Sem surpresa, um dos mitos mais persistentes sobre o Estado Novo acabou por aparecer aqui e ali na polémica que se instalou: a ligação entre o enorme movimento migratório dos anos sessenta e a natureza do regime.
Não sou investigador, nem de história, nem de economia, nem de sociologia, nem mesmo de arquitectura paisagista, área em que, por gosto pessoal, sem grande interesse para a minha carreira profissional e à minha custa (e de alguns amigos), fiz um doutoramento sobre a evolução da paisagem rural ao longo do século XX.

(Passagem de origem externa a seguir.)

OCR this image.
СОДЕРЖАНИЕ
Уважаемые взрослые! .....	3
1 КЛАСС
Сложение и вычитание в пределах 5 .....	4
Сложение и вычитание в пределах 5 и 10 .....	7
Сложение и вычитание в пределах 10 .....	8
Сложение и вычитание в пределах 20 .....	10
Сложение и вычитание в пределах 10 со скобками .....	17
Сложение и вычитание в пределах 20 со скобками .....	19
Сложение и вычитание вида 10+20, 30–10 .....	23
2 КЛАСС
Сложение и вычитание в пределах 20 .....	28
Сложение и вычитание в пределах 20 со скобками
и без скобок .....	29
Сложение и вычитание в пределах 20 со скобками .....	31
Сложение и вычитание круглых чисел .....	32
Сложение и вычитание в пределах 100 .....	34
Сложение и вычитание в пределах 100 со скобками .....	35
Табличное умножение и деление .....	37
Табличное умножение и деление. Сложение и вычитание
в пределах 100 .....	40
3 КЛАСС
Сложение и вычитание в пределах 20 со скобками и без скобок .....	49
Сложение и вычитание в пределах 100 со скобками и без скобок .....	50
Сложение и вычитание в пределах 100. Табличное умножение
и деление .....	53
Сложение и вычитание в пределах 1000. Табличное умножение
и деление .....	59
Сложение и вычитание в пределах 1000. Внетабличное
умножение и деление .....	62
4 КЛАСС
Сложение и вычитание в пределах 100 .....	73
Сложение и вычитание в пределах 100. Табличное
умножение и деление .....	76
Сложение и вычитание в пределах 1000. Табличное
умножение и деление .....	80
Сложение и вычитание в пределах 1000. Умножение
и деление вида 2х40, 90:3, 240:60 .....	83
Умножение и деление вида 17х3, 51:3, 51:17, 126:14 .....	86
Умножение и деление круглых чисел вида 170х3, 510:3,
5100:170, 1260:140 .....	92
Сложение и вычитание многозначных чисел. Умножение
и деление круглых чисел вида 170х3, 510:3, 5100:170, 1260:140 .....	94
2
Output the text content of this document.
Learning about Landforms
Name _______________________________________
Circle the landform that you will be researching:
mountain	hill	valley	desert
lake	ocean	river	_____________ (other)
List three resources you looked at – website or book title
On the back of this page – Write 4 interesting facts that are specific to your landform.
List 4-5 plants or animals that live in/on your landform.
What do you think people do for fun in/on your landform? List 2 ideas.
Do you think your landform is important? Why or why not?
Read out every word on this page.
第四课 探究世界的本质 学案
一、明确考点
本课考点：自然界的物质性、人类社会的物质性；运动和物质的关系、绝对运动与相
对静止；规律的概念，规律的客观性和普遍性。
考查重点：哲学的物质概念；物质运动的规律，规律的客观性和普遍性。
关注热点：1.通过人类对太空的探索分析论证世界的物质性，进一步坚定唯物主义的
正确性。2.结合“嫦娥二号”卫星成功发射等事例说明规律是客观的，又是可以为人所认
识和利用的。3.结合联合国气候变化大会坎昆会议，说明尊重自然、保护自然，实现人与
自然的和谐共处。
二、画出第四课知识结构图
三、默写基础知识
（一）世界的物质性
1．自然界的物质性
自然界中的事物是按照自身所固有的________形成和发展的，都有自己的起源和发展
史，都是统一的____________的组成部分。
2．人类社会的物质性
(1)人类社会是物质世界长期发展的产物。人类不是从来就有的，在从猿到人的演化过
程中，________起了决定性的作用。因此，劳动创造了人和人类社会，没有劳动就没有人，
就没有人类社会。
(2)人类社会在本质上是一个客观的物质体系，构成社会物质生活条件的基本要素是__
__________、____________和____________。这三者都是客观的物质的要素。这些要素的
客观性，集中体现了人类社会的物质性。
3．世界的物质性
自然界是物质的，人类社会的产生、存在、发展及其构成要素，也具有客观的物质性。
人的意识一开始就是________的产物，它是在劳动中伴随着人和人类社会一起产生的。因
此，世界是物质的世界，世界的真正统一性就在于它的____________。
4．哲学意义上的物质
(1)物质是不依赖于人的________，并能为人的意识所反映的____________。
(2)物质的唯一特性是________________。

A emigração é um assunto incontornável quando se estuda a evolução da paisagem rural portuguesa ao longo do século XX, quer para compreender as razões que a motivam – no fim do século XIX e princípios do século XX, depois a partir de meados dos anos 50 até meados de 1974 e a sua retoma no fim do século XX –, quer para compreender como a miséria prevalecente não gerou movimentos migratórios relevantes entre o fim dos anos 20 e meados dos anos 50, quer, do ponto de vista inverso, para compreender como esses movimentos, ou a sua ausência, influenciam a evolução da paisagem.
Como a tese que fiz tem uma estrutura muito simples – tomando os concelhos como unidade geográfica, avalio de que forma os dados estatísticos da população e das produções agrícolas e pecuárias evoluem, inferindo a evolução da paisagem que está a ocorrer a partir daí –, é bastante fácil ver nos mapas a evolução da população por concelho a cada dez anos, relacionando-a com o contexto económico e social em que está a ocorrer.
A ideia de que a migração dos anos sessenta tem alguma relação com a guerra colonial ou com a falta de liberdade, como se ensina aos meninos na escola, é simplesmente absurda.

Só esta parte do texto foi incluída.